Published Nov 26, 2024
Microsoft is updating the Secure Score action for Defender for Endpoint to better reflect security posture, retiring the SCID-2020 recommendation. Rollout starts January 2025, with no admin action needed. The related recommendation will be removed from the UI, and scores will be adjusted accordingly.
Updated December 31, 2024: We have updated the rollout timeline below. Thank you for your patience.
We’re updating the Microsoft Secure Score improvement action of Microsoft Defender for Endpoint (MDE) to ensure a more accurate representation of security posture.
As part of this change, we will gradually retire the MDE recommendation on SCID-2020, Turn on all system-level Exploit protection settings.
We are working to refine the recommendation, ensuring it aligns more accurately with recommended policies and enhances the overall security value.
When this will happen:
General Availability (Worldwide, GCC, GCC High, DoD): We will begin rolling out early January 2025 (previously early December) and expect to complete by early February 2025 (previously early January).
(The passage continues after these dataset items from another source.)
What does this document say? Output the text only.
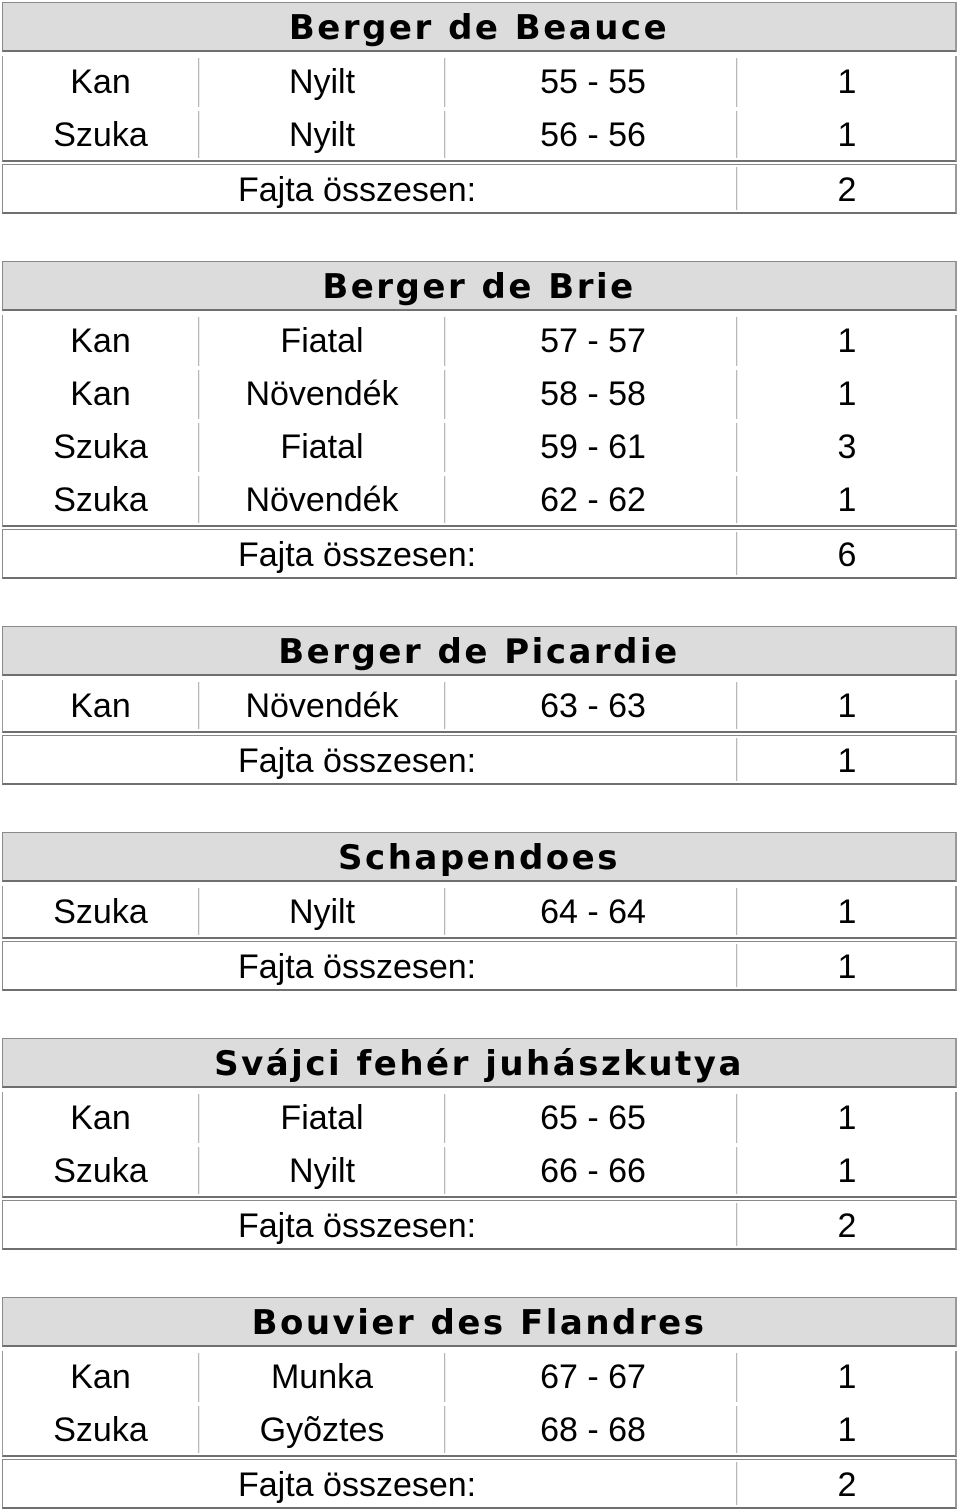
Berger de Beauce
Kan	Nyilt	55 - 55	1
Szuka	Nyilt	56 - 56	1
Fajta összesen:	2
Berger de Brie
Kan	Fiatal	57 - 57	1
Kan	Növendék	58 - 58	1
Szuka	Fiatal	59 - 61	3
Szuka	Növendék	62 - 62	1
Fajta összesen:	6
Berger de Picardie
Kan	Növendék	63 - 63	1
Fajta összesen:	1
Schapendoes
Szuka	Nyilt	64 - 64	1
Fajta összesen:	1
Svájci fehér juhászkutya
Kan	Fiatal	65 - 65	1
Szuka	Nyilt	66 - 66	1
Fajta összesen:	2
Bouvier des Flandres
Kan	Munka	67 - 67	1
Szuka	Gyõztes	68 - 68	1
Fajta összesen:	2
How this will affect your organization:
The Turn on all system-level Exploit protection settings recommendation will be completely removed from the UI, and the score will be changed in accordance.
This update is available by default.
What you need to do to prepare:
This rollout will happen automatically with no admin action required. You may want to notify your users about this change and update any relevant documentation as appropriate.